Intervention de Sarah Guillou

Commission d'enquête Réalité du détournement du crédit d'impôt recherche — Réunion du 11 mai 2015 à 14h05
Table ronde d'économistes

Sarah Guillou, économiste :

Je suis à l'intersection des travaux de Benoît Mulkay et de Claude Serfati, en ce sens que je n'ai pas procédé à une évaluation du CIR. Je connais en revanche très bien la comptabilité de la recherche et développement, ayant beaucoup travaillé sur ces bases de données.

J'ai également beaucoup travaillé sur les politiques industriels. Le coeur de la politique industrielle se situe souvent dans la politique d'innovation et de recherche et développement, qui prend le pas sur toute forme de politique industrielle.

L'évaluation est bien évidemment un objet fondamental qu'il faut poursuivre.

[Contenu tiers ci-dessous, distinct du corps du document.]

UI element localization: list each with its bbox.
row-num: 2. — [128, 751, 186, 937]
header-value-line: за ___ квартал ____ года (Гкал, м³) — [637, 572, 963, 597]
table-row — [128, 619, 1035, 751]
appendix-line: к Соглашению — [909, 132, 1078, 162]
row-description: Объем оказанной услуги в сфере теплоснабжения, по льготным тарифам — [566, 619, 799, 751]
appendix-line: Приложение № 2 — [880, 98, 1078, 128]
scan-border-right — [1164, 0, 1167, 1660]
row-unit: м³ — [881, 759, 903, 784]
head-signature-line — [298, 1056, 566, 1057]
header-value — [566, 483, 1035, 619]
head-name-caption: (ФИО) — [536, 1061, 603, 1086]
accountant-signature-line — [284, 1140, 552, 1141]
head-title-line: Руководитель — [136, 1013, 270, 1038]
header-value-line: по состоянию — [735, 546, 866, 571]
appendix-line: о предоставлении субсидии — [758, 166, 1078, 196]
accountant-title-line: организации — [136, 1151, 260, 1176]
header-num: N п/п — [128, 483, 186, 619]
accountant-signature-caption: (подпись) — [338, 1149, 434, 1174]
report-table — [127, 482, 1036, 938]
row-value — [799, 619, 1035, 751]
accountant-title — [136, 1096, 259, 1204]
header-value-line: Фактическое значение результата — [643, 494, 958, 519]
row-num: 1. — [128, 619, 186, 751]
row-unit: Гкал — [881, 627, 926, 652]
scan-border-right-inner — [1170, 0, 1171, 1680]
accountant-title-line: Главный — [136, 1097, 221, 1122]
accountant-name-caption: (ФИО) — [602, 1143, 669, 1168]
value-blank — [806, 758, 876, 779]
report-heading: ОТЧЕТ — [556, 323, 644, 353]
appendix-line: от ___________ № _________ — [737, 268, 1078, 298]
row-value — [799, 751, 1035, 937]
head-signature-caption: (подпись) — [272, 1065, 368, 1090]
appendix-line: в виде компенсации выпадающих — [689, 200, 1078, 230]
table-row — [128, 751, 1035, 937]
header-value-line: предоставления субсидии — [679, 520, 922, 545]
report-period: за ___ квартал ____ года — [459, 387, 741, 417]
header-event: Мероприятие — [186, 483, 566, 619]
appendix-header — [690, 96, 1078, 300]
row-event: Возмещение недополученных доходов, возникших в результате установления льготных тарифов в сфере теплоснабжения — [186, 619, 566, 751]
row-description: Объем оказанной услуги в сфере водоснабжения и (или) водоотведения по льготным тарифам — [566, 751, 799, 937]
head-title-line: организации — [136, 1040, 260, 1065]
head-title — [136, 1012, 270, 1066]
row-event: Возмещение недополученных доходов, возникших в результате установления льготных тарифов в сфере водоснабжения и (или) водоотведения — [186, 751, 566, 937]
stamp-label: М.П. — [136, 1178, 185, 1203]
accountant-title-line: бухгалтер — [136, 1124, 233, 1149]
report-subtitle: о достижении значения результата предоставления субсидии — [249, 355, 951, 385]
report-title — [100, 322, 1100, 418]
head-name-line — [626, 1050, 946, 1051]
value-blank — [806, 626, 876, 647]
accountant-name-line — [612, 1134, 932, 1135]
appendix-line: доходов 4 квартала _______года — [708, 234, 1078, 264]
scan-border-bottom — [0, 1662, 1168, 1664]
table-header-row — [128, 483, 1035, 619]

Je comprends fort bien votre préoccupation, la réforme de 2008 ayant beaucoup modifié la place du CIR dans le dispositif de soutien à la recherche et développement en France. Ce changement a soulevé beaucoup de questions sur l'opportunité de cette dépense publique et fiscale.

Il est impératif de poursuivre l'évaluation et de faciliter la tâche des chercheurs dans ce domaine, où l'on manque de recul. Cette réforme a été mise en place en 2008, à un moment tendu sur le plan économique. C'est aussi une période critique pour les statistiques du fait des réformes de l'Insee relatives à la comptabilité de l'entreprise et aux nomenclatures. Face à ces difficultés d'évaluation, il nous faut encore quelques années pour accéder aux données pour évaluer l'impact de la réforme.

Un assez large consensus se dégage sur l'effet positif de l'additionalité, un euro de CIR étant investi par l'entreprise en recherche et développement. C'est ce qu'on appelle l'effet d'addition, qui peut légitimer la politique du CIR, dans la mesure où l'on fait l'hypothèse que le rendement social de la recherche et développement dépasse le rendement privé : ce que cela rapporte à la communauté est supérieur à ce que cela rapporte à l'entreprise. Il est en effet très difficile d'estimer ce rendement social. On pense que la recherche et développement crée des externalités positives qui profitent à l'ensemble de la société. C'est parce que le rendement social dépasse le rendement privé que tout euro dépensé en recherche et développement participe à l'accroissement du bien-être social.

C'est toute l'hypothèse sur laquelle repose la politique de soutien à la recherche et développement. Cette hypothèse forte pourrait être débattue : chacun croit au progrès technique, au moins à long terme. Si l'on croit également au rendement social, la politique du CIR peut apparaître légitime pour produire un effet d'addition.

Elle pourrait également conduire à ce que les entreprises dépensent plus que ce qu'on leur donne. Les estimations ne vont toutefois guère en ce sens. Quelques-unes montrent un effet de levier en fonction des catégories d'entreprises. Par ailleurs, certaines démontrent qu'il pourrait exister un effet d'éviction, la dépense pouvant être plus faible que le financement par le CIR. La question se pose alors fallait-il accorder le CIR aux entreprises ?

Il ne faut pas forcément répondre par la négative : même si elles dépensent moins que ce qu'elles ont reçu, peut-être auraient-elles dépensé encore moins si elles n'avaient rien reçu. On ne peut répondre à cette question. L'évaluation est donc difficile.

On sait que le montant consacré par l'industrie pharmaceutique aux dépenses de recherche diminue, alors que ce secteur bénéficie d'une part importante de la dépense fiscale que représente le CIR. On ne peut pour autant en conclure que cette industrie dilapide l'argent public, parce qu'elle aurait encore moins dépensé sans CIR.

Il faut donc poursuivre l'évaluation, rendre l'accès aux données plus aisées pour les chercheurs, car il n'est pas toujours facile de procéder à ces évaluations en toute neutralité scientifique, mais il convient de demeurer prudent quant aux conclusions de ces études, compte tenu du manque de recul et de la difficulté à savoir ce qui se serait passé en l'absence du CIR.